R0044/2026-04-01/Q003/SRC03/E01¶
Malmqvist's sycophancy survey exemplifies the vocabulary silo pattern
URL: https://arxiv.org/html/2411.15287v1
Extract¶
Malmqvist's technical survey identifies four causes of LLM sycophancy: 1. Training data biases (flattery and agreeableness in online text) 2. RLHF limitations (reward hacking) 3. Lack of grounded knowledge (cannot fact-check own outputs) 4. Alignment challenges (helpfulness vs. factual accuracy)
Recommended system-side mitigations include activation steering, contrastive decoding, external knowledge integration, and dynamic prompting.
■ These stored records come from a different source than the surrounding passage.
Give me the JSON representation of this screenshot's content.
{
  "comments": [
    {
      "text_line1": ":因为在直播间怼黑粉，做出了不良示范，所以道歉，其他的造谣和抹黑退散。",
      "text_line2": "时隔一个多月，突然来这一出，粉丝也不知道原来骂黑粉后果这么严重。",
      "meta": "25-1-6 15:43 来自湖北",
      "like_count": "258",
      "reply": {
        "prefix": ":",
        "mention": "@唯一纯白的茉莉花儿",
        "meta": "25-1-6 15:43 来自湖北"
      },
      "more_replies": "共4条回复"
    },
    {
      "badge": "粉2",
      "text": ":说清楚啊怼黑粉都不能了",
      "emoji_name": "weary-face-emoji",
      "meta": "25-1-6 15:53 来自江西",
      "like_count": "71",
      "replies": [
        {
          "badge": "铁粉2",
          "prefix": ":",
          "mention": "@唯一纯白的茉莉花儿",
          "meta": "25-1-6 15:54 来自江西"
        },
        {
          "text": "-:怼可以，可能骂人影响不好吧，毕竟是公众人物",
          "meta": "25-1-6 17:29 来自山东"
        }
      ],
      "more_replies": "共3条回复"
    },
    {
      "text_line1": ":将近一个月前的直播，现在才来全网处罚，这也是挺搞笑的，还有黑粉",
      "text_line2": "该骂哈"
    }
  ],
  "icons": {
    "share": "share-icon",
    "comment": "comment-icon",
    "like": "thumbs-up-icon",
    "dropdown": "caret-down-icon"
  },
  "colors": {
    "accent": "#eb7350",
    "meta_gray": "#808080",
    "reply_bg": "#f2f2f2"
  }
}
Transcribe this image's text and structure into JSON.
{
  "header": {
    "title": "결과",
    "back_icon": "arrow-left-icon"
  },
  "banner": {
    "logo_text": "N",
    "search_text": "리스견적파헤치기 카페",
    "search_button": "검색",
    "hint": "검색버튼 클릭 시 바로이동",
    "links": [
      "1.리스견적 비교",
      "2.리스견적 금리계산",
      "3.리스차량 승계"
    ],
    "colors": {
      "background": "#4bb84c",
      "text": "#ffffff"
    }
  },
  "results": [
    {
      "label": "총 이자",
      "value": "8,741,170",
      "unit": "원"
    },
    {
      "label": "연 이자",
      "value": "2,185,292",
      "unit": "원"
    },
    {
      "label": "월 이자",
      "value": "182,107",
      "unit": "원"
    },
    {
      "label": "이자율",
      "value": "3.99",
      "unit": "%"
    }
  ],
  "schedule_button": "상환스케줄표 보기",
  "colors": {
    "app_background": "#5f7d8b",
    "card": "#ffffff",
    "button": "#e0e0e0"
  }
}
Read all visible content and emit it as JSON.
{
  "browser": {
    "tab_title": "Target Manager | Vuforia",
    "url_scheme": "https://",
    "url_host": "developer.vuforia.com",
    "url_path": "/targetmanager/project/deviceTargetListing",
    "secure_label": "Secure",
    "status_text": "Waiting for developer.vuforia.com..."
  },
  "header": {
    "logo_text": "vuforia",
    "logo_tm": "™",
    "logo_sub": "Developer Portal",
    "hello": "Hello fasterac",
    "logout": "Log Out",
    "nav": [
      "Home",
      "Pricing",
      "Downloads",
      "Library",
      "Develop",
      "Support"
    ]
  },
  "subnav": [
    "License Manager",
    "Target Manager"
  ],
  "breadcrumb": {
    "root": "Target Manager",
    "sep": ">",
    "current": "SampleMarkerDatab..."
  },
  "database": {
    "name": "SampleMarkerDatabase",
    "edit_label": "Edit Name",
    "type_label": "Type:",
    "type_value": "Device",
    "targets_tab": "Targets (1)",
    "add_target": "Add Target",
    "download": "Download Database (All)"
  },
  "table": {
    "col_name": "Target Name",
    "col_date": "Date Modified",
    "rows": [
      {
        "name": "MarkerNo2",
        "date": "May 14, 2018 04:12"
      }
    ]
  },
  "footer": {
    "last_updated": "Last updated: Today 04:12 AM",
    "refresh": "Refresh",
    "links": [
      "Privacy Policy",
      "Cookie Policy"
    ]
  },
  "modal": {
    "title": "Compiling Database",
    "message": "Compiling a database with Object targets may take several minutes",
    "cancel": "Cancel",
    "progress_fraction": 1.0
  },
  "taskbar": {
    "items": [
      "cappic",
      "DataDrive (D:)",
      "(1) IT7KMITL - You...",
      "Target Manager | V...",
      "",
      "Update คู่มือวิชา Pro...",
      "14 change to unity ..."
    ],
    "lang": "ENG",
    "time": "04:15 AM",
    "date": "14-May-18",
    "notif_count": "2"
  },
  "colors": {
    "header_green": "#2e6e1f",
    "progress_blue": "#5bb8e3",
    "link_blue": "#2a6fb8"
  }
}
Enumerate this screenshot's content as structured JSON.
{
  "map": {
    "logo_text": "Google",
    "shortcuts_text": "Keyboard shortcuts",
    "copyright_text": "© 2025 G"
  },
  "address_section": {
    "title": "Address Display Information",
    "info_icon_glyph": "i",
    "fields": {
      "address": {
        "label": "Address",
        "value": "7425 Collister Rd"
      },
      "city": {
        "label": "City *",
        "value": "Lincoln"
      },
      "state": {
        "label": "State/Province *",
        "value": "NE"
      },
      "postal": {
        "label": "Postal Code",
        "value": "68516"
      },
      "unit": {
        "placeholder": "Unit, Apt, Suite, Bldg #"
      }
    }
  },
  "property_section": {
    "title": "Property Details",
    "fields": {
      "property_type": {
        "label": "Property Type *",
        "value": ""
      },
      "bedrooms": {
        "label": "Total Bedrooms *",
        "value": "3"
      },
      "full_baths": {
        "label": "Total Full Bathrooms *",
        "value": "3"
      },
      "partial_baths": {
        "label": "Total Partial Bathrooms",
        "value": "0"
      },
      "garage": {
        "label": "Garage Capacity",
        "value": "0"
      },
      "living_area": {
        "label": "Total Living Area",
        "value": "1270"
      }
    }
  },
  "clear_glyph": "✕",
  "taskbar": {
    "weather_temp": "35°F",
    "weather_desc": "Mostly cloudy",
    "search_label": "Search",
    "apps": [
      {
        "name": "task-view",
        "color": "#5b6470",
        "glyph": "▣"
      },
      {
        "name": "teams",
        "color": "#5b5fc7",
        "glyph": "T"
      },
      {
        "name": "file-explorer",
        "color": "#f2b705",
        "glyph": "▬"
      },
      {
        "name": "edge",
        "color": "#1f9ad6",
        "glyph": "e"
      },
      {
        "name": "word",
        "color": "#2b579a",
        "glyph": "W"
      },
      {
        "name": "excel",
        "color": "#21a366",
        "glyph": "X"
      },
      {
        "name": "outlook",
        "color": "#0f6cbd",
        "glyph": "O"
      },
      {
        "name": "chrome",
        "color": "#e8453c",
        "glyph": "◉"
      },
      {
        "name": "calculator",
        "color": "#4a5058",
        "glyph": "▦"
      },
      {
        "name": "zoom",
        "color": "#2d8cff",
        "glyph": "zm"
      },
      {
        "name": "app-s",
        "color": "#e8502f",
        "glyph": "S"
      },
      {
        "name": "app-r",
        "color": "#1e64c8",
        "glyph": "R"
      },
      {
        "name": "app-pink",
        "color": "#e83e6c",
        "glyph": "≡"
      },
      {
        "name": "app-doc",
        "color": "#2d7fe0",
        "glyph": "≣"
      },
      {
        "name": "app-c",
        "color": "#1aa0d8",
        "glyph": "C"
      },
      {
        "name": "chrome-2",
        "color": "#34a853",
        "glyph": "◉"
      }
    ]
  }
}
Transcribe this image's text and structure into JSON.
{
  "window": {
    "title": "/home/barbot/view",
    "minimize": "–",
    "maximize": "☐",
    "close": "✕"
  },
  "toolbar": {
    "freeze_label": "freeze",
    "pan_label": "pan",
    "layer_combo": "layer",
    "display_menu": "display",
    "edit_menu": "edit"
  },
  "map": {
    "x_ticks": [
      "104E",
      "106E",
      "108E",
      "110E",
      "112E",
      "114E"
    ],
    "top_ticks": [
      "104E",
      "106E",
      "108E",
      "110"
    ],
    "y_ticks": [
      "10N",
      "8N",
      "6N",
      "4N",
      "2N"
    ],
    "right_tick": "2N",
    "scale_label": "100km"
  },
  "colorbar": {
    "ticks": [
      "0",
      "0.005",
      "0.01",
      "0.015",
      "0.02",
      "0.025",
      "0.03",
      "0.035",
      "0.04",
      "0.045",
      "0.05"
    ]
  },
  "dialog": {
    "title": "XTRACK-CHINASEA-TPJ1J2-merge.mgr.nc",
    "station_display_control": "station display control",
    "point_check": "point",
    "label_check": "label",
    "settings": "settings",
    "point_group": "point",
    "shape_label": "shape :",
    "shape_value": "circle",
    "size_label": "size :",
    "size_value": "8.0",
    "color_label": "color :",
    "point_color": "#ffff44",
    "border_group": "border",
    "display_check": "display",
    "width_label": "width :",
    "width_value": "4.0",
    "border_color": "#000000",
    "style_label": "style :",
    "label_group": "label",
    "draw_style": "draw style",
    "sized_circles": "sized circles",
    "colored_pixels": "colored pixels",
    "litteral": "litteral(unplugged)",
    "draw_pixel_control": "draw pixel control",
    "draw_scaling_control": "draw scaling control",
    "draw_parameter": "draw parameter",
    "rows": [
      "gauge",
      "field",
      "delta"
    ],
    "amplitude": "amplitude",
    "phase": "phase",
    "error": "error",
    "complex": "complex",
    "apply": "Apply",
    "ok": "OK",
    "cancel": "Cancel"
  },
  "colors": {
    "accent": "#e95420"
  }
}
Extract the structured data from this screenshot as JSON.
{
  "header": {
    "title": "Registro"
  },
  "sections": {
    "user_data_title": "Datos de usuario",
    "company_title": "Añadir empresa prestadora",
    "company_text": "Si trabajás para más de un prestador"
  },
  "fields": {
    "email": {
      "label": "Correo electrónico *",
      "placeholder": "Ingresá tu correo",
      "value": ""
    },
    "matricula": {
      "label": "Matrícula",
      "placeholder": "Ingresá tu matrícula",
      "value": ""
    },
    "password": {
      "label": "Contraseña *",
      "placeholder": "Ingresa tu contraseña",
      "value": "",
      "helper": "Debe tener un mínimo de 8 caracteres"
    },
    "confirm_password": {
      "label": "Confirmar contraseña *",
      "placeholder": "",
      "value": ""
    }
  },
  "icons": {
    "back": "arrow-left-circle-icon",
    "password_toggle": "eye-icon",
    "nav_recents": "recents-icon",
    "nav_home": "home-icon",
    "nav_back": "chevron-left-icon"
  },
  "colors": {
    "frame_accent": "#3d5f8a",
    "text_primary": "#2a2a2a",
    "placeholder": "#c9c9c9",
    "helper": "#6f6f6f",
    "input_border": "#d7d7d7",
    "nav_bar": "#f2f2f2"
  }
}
Critical finding for Q003: The paper does NOT reference automation bias, human factors research, aviation safety literature, healthcare decision support research, or any regulated-industry framework. Sycophancy is treated as a purely technical problem of model training and decoding, with no recognition that the downstream effect (human over-reliance on agreeable output) is a well-studied phenomenon in human factors under different terminology.
Relevance to Hypotheses¶
| Hypothesis | Relationship | Strength |
|---|---|---|
| H1 | N/A | This source does not attempt bridging |
| H2 | Supports indirectly | Demonstrates the silo pattern that partial bridging (Ibrahim et al.) is trying to overcome |
| H3 | Supports | Exemplifies the complete vocabulary separation in some research |
Context¶
Malmqvist's survey is representative of the AI safety community's typical treatment of sycophancy — as a technical training/decoding problem rather than a human-machine interaction problem with decades of prior research under different names. This is the exact vocabulary silo that Q003 is investigating.